There have been a lot of claims recently about the impact of redistricting on the 2012 congressional elections. Progressives are alarmed that Democrats won a majority of the House vote—roughly 51%—while falling a full 17 seats short of a majority. Such a discrepancy between the winner by votes and the winner by seats is rare, so it’s natural to assume that Republican gerrymandering—the process of drawing districts to advantage one interest over others—might be the culprit. Neuroscientist and election forecaster Sam Wang recently added fuel to the fire, calling the 2012 outcome “The Great Gerrymander.” He identified 10 states, most of them controlled by Republicans, as notable and egregious deviations from a fair outcome, suggesting that gerrymandering cost the Democrats 15 seats in the current House of Representatives and calling for redistricting reform to fix the problem. Wang’s conclusion resembles that of political scientist Nicholas Goedert, who suggests that the 2012 maps cost the Democrats 14 seats. Is this right? Has gerrymandering allowed Republicans to defy the will of the people? The crucial question to ask when deciding whether redistricting “mattered” is: compared to what? What is the alternative set of districts—the “counterfactual”—to which you’re comparing the current districts? Once we consider some other alternatives, these claims about gerrymandering aren’t as strong as they first appear.
What if we “re-run” the 2012 House election, but using the old districts?
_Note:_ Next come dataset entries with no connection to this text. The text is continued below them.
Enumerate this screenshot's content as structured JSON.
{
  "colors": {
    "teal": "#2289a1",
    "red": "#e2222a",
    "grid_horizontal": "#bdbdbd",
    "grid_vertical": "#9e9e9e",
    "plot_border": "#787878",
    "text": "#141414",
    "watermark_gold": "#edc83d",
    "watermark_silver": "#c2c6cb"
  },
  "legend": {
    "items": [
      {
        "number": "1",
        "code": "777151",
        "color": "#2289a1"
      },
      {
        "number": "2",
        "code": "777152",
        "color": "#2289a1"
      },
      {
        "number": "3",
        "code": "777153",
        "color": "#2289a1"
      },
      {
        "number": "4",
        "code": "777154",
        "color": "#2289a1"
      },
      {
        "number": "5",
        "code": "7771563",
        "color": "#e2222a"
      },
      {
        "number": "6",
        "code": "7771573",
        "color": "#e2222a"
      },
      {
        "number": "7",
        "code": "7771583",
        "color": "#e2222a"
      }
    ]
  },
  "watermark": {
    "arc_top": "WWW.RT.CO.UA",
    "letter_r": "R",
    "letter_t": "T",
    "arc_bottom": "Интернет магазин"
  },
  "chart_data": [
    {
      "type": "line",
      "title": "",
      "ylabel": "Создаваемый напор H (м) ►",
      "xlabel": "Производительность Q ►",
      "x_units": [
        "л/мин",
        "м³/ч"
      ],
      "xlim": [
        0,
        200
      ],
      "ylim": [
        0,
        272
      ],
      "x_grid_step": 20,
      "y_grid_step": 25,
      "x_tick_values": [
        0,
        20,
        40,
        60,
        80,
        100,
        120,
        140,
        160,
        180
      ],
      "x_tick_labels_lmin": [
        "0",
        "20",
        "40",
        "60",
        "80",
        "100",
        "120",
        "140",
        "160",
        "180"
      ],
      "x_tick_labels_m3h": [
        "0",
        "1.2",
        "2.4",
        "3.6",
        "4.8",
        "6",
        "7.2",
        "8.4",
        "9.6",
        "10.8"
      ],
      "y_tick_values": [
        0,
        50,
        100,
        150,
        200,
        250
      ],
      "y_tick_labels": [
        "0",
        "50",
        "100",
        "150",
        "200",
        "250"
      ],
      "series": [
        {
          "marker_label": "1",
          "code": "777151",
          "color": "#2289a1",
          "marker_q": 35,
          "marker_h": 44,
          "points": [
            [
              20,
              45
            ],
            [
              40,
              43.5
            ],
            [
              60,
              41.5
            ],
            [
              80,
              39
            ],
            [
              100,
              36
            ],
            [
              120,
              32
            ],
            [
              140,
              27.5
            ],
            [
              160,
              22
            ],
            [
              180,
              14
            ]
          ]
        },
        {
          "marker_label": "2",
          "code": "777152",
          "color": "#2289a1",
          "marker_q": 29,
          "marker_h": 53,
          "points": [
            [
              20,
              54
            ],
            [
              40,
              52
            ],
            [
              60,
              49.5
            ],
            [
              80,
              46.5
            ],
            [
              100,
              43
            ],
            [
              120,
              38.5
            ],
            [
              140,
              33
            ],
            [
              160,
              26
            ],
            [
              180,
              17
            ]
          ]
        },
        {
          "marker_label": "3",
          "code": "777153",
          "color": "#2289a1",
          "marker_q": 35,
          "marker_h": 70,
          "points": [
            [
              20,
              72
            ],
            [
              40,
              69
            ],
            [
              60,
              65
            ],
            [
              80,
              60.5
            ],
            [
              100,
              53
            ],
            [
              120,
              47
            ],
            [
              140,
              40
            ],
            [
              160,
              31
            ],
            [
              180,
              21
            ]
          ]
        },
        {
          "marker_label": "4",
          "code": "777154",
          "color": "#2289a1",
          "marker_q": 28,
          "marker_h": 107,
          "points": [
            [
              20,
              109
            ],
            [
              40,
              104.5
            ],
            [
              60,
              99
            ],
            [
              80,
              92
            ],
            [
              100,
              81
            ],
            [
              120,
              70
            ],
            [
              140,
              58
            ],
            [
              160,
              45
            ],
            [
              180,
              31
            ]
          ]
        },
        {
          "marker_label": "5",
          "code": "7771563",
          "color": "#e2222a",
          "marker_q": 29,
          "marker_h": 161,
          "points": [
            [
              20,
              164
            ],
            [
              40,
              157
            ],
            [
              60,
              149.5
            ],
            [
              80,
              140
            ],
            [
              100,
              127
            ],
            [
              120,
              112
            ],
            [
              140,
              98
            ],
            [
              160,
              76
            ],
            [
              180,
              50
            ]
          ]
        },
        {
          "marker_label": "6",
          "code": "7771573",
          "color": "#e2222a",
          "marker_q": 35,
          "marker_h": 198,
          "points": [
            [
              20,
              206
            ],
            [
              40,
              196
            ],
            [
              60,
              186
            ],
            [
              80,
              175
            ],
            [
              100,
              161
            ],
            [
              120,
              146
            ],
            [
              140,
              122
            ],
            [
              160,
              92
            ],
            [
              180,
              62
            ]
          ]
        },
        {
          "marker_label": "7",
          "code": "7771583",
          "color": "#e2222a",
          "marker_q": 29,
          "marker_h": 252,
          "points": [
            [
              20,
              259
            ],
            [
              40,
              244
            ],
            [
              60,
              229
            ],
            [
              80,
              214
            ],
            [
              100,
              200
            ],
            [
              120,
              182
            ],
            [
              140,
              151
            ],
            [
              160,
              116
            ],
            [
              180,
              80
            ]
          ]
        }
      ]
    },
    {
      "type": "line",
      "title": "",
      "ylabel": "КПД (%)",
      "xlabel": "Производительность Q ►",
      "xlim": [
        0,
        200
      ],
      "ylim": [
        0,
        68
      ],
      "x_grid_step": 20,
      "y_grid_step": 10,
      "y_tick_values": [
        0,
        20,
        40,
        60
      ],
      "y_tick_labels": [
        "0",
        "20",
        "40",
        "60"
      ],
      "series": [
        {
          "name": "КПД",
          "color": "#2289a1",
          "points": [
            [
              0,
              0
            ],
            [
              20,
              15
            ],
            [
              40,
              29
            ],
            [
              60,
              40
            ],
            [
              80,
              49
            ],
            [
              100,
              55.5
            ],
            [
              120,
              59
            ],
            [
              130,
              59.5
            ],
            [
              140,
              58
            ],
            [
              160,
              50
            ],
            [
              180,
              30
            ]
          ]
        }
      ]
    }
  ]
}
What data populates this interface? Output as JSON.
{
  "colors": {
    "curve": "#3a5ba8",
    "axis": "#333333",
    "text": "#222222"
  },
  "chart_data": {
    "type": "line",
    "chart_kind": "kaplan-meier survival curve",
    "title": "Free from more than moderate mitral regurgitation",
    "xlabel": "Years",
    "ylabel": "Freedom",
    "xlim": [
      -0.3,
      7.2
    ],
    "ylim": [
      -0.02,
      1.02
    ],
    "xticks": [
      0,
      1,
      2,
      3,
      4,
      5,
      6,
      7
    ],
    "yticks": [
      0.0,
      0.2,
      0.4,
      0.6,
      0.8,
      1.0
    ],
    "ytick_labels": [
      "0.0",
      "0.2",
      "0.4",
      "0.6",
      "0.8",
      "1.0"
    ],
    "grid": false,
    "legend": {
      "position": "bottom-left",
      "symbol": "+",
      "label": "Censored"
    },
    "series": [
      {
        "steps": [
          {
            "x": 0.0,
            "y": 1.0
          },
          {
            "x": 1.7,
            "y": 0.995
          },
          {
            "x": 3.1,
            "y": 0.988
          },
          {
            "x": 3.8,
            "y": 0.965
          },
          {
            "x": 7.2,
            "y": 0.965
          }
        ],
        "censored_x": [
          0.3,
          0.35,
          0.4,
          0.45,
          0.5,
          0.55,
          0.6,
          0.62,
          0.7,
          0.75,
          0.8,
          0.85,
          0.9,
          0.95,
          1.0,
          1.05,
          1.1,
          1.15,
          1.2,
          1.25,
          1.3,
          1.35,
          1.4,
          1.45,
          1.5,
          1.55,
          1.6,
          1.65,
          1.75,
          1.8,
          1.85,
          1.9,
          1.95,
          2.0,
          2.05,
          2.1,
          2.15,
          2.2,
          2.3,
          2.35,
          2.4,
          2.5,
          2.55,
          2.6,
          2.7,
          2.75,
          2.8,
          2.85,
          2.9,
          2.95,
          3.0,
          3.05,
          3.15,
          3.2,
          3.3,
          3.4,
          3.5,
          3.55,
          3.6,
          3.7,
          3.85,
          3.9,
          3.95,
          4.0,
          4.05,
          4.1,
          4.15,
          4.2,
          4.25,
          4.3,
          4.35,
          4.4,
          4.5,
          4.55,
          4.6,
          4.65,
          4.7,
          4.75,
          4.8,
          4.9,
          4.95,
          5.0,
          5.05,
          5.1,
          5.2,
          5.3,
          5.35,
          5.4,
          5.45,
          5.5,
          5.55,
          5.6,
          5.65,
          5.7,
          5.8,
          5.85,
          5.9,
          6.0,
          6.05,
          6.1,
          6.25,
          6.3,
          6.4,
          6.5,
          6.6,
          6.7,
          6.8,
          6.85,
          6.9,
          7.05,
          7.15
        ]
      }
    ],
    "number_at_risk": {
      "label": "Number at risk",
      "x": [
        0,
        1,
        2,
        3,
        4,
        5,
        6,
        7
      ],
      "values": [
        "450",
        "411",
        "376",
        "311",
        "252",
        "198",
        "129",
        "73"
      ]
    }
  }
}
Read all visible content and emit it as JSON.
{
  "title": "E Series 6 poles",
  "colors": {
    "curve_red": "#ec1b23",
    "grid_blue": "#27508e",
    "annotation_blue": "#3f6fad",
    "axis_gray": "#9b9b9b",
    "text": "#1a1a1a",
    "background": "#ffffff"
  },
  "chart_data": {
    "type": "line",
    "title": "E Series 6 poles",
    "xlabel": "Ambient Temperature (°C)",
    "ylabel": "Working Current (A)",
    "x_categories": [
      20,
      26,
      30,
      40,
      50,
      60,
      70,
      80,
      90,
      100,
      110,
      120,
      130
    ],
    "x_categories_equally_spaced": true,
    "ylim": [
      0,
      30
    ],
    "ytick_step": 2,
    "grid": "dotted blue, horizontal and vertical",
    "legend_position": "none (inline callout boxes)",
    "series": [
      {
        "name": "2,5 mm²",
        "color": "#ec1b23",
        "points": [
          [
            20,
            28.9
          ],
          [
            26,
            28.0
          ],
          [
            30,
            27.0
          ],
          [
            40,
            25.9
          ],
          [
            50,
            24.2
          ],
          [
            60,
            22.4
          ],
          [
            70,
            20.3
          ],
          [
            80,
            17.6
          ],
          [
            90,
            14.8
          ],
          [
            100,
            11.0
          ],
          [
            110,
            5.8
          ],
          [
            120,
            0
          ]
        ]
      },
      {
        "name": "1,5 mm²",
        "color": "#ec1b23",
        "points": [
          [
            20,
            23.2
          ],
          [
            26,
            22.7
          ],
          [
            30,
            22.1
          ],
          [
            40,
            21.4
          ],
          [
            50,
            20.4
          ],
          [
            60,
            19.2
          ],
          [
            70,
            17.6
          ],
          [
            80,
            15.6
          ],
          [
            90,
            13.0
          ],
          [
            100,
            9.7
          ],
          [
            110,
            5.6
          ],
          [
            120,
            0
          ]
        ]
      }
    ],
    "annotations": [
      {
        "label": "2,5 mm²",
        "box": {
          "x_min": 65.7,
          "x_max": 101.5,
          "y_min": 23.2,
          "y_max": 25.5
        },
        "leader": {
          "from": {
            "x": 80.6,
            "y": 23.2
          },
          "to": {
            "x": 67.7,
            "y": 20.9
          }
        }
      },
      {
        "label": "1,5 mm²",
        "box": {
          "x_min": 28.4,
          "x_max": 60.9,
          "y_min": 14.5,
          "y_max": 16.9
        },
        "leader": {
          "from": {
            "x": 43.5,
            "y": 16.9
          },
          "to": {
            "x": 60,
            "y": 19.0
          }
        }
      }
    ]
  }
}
We have done that simulation, using the 2008 presidential vote in both the old and new districts to capture how the redistricting might have moved partisans around. If we assume that nothing else affects House election outcomes but the partisanship of the districts—in other words, if we allow redistricting to have its maximum possible effect—we find that the 2011 redistricting cost Democrats 7 seats in 2012. This is not nothing, but it’s far less than what the Democrats needed to take back the House and about half what Wang estimated.
The effect is even smaller if we incorporate other important factors. Incumbency is the most important of these: lots of Republicans who were running as challengers or in open seats in 2010—and then won—ran as incumbents for the first time in 2012. We know that incumbency is a powerful factor in House elections, bringing candidates greater visibility, adding to their campaign coffers, and deterring quality challengers from running. On average, an incumbent in 2012 ran five percentage points ahead of a non-incumbent candidate from the same party in a similar seat. Sixty-one seats were were decided by less than this margin.